Пътища на балканските зографи

The Church of St. Minas in Monodendri, Epirus (1619)

The images in the cross vault of the naos

The church is situated in the center of the village. Its architectural layout is one of a one-nave church covered by two semi-cylindrical vaults as one of them covers the other so that together they form a cross. Some reconstruction works were made in the 18th century which led to the extension of the naos to the west and the addition of an open gallery. The new spaces were painted in 1734 as at the same time part of the original decoration had to be re-painted (almost the entire southern wall in front of the altar). Later the openings of the gallery were walled up.

The icon-painters Michael and his son Constantine of Linotopi who made the frescoes during the first phase of painting, i.e. in the altar, the eastern and the central parts of the naos, left their names in an inscription located above the northern door the naos. In the end of the inscription they also added the date when they finished the murals: 4 November 1619. Probably, an official ktetor’s inscription existed above the western entrance but it was destroyed during the reconstruction works together with the entire western wall of the original naos.

The murals from the northern wall of the naos

The program of the altar repeats almost verbatim the selection and location of the images in the altar of the Church of St.
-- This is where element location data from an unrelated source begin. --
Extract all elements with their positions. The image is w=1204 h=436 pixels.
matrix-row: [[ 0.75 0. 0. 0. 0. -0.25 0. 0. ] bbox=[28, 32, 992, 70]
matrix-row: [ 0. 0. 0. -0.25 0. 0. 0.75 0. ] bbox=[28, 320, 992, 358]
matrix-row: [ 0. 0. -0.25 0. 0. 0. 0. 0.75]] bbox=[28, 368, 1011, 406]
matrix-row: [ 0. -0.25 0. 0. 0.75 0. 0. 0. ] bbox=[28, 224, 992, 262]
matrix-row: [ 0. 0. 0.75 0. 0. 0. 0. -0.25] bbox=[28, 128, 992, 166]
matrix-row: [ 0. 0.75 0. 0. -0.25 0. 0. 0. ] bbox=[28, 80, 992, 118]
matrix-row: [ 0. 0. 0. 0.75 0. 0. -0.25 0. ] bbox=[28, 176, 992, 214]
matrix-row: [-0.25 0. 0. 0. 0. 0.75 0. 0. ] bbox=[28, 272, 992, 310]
Demetrius in Veltsista (after 1558). The same is also valid for the murals in the naos. There are some more substantial differences in the selection of saints in the registers with medallions and full-length depictions.

Following the pattern of the mural program from the Church of St. Demetrius in Veltsista can be seen in the work of the icon-painter Michael of Linotopi an year earlier when he did the murals in the Church of St. Nicholas in Vitsa (1618).

Both churches, the one in Vitsa and the one in Monodendri, have the same architectural layout as the church in Veltsista.